Teacher or pupils can also invent rhythms on the notes for others to echo or respond to with pitches or rhythms of their own.

 

 Image Aeolian Grid


Terry
has profound physical and learning disabilities. His 'instrument' is a trackball with which he accesses the grids created for him by the music facilitator.

Terry rolls the trackball triggering flute sounds as the facilitator improvises on an acoustic flute. A switch locks the Right Button in the 'on' position but the utility 'StickyRightMouseButton' could be used for this purpose (See "David", above).

To read more about Terry and his friends, see http://www.livingmysong.org.uk/pmld.htm.

 

 

image: 12456 Grid

 

Julie's
class of young people with physical disabilities includes a couple of switch-users. These pupils are unable to play acoustic instruments or to control a mouse/trackball.

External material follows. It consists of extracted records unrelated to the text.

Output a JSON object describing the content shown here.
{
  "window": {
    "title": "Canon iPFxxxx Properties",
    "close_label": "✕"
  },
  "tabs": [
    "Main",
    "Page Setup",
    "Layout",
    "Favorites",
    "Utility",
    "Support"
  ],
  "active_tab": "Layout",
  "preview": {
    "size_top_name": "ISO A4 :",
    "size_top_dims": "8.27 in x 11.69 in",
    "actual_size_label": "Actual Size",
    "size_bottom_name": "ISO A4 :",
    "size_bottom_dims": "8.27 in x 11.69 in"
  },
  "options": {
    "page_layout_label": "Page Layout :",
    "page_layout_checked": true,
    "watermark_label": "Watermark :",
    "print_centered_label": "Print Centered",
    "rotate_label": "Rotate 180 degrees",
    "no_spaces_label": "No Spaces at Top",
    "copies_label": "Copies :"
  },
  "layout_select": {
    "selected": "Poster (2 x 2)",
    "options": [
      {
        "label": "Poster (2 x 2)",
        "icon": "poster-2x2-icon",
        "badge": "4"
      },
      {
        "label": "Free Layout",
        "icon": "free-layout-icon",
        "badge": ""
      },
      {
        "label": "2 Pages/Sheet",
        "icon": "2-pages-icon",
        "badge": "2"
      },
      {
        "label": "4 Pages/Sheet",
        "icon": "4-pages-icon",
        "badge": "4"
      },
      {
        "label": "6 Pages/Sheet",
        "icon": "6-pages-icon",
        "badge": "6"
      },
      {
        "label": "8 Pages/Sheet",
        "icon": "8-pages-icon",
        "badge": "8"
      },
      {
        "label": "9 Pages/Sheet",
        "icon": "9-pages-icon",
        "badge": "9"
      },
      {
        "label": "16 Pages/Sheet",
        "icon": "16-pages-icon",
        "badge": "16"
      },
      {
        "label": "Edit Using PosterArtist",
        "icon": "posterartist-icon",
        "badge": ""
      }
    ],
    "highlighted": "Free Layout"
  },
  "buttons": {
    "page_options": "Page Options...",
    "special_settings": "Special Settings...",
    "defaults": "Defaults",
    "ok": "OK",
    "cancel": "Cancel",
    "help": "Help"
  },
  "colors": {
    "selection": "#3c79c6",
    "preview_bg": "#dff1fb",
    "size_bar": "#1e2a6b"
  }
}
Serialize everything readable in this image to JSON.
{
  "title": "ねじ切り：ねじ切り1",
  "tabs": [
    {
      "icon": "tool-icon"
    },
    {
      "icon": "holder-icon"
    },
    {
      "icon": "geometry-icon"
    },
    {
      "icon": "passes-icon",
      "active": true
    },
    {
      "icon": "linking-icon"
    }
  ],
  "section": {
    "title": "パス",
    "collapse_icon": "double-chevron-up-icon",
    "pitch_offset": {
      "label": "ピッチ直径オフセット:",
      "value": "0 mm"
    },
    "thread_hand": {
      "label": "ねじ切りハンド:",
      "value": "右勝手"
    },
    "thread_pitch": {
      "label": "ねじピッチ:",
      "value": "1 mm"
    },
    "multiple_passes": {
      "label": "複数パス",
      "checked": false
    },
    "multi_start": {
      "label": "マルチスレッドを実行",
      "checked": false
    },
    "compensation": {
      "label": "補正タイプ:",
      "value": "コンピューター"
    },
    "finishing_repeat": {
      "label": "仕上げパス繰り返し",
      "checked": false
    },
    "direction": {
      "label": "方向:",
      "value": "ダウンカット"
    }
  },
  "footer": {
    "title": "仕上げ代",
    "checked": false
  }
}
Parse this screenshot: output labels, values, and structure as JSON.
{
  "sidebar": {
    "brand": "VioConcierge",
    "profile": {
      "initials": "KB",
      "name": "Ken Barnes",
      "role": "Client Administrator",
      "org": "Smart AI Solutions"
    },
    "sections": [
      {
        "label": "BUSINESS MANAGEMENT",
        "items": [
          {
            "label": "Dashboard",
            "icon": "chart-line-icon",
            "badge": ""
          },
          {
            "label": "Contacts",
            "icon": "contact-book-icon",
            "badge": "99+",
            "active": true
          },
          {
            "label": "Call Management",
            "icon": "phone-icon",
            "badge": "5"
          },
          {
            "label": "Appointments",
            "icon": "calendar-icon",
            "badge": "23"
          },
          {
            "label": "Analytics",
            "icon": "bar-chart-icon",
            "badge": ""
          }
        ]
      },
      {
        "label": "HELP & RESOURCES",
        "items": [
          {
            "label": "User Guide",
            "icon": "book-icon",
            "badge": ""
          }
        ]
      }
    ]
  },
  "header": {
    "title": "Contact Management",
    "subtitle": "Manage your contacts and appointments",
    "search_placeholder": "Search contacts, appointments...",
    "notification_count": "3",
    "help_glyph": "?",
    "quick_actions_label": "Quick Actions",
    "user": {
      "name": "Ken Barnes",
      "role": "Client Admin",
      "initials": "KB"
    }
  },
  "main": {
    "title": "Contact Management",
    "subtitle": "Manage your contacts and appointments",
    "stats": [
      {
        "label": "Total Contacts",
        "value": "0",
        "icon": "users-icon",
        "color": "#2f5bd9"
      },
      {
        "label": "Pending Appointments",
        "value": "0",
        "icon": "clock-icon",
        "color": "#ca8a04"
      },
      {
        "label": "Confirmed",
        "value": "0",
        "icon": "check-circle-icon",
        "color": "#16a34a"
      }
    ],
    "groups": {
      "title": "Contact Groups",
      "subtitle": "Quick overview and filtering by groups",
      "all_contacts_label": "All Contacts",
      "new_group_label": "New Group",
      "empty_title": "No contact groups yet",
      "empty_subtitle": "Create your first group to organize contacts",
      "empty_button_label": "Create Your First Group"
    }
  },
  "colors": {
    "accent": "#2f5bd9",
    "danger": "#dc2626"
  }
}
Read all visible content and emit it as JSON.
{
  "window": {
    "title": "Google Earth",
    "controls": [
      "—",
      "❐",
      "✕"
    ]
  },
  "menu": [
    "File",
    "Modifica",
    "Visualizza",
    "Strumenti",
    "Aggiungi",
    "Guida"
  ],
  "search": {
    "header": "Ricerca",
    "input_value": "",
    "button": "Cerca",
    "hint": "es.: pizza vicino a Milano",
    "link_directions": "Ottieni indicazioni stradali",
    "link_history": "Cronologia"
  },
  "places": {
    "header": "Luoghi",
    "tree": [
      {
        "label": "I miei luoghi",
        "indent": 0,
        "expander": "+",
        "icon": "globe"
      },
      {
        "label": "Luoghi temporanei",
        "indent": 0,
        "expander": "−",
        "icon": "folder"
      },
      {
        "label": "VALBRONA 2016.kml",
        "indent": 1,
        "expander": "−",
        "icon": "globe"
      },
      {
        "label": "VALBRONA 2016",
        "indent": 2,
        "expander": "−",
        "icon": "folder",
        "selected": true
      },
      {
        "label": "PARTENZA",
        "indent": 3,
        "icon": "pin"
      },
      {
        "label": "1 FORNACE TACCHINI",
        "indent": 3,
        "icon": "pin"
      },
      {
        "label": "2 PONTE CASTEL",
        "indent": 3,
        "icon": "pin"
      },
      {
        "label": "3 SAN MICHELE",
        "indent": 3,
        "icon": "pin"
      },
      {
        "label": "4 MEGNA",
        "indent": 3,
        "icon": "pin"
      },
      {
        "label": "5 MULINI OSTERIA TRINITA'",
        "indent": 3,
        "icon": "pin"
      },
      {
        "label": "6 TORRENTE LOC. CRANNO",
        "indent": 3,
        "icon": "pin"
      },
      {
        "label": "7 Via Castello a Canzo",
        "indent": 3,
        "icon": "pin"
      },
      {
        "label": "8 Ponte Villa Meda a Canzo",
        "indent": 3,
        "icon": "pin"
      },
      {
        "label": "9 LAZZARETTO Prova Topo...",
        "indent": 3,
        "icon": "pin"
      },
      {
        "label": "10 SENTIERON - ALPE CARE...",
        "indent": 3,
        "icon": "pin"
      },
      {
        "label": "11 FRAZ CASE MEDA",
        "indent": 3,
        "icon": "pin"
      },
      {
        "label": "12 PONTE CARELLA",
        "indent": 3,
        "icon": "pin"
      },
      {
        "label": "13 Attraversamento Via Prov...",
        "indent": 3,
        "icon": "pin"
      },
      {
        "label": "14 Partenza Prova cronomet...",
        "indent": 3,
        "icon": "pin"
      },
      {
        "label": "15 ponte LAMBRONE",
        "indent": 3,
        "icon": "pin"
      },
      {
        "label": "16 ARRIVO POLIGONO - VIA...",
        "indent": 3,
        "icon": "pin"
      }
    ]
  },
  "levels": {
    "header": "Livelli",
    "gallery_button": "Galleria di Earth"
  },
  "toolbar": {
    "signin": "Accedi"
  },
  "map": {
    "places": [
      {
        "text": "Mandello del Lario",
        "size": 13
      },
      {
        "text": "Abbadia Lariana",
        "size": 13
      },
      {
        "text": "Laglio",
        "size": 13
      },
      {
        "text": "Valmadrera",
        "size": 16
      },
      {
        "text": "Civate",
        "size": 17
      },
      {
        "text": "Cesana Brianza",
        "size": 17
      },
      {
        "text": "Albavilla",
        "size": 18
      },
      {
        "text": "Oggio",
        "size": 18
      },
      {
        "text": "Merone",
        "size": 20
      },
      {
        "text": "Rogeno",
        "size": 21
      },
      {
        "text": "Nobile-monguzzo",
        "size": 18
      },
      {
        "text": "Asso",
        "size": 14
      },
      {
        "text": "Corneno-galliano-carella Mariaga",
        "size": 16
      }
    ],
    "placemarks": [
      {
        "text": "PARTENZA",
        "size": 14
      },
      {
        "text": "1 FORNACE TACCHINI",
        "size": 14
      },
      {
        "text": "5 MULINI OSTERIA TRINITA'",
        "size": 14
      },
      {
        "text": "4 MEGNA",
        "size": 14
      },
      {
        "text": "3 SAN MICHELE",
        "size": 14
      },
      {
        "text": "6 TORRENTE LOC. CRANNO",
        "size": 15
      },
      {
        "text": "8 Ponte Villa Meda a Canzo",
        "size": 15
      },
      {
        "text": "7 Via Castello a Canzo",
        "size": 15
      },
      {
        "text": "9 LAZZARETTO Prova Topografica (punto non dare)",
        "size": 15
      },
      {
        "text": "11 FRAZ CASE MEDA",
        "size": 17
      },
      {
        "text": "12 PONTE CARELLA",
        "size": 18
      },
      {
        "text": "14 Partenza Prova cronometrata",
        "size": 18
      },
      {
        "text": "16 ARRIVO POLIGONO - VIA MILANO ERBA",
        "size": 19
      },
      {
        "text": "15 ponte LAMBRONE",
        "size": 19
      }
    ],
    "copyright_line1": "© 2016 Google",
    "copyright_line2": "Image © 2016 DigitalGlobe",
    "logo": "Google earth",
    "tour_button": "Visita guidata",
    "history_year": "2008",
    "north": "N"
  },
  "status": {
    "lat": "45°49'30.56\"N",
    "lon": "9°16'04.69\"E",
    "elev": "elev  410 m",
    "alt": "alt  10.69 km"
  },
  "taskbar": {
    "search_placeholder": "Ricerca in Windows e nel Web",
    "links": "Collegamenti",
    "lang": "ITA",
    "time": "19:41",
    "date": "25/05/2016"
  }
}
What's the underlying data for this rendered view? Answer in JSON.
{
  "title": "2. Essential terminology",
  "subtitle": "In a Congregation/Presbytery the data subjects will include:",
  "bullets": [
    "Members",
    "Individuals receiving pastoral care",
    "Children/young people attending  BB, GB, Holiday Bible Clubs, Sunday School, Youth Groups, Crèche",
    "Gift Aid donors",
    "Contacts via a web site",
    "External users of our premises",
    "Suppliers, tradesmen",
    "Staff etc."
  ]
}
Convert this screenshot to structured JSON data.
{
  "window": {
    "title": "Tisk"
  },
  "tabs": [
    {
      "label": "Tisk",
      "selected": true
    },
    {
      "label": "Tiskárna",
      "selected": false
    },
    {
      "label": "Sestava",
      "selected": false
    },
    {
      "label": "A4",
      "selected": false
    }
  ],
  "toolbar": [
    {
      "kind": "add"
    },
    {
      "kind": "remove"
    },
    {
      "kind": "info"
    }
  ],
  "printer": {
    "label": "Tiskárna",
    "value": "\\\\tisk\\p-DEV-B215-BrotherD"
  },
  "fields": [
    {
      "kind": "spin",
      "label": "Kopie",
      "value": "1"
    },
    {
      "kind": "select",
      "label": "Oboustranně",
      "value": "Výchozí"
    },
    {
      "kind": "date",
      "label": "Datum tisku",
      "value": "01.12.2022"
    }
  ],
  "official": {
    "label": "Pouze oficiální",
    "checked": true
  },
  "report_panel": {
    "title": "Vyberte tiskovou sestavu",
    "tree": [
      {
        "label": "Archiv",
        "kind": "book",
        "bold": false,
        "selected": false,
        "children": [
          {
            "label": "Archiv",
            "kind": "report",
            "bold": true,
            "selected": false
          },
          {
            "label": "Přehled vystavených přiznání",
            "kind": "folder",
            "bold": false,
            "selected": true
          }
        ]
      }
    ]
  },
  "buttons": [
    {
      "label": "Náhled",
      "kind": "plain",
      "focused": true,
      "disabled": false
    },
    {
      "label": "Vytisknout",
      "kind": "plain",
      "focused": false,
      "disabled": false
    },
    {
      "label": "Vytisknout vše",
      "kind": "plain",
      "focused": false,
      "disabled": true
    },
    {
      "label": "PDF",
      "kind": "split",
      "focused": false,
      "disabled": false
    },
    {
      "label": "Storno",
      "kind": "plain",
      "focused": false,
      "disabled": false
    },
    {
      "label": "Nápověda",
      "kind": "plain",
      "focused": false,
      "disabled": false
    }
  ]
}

One uses a press-and-release type of switch and is also able to press and release the keys on a music keyboard. Julie makes use of the "Set MIDI Trigger" function in MIDIgrid to  assign accompanying chords for the song the class is to perform to keys on the school's MIDI keyboard.

As any key can be set to trigger any cell, Julie can assign the chords of C, F and G (See "12561.GRD" in the "Examples" folder) to adjacent notes, ideal for this pupil's limited range of left-right movement.

 

image: keyboard triggering


For a pupil with a bigger range of movement but poor accuracy, Julie could duplicate cells, giving them additional triggers, and space them out on the keyboard.

Julie finds that the other pupil, who uses an eye-blink switch, can also be set up to trigger the contents of cells but, in this instance, a MIDI control box is required to connect the switches to the computer. (See Help & Support for information on external MIDI devices, switches and alternatives to mouse control.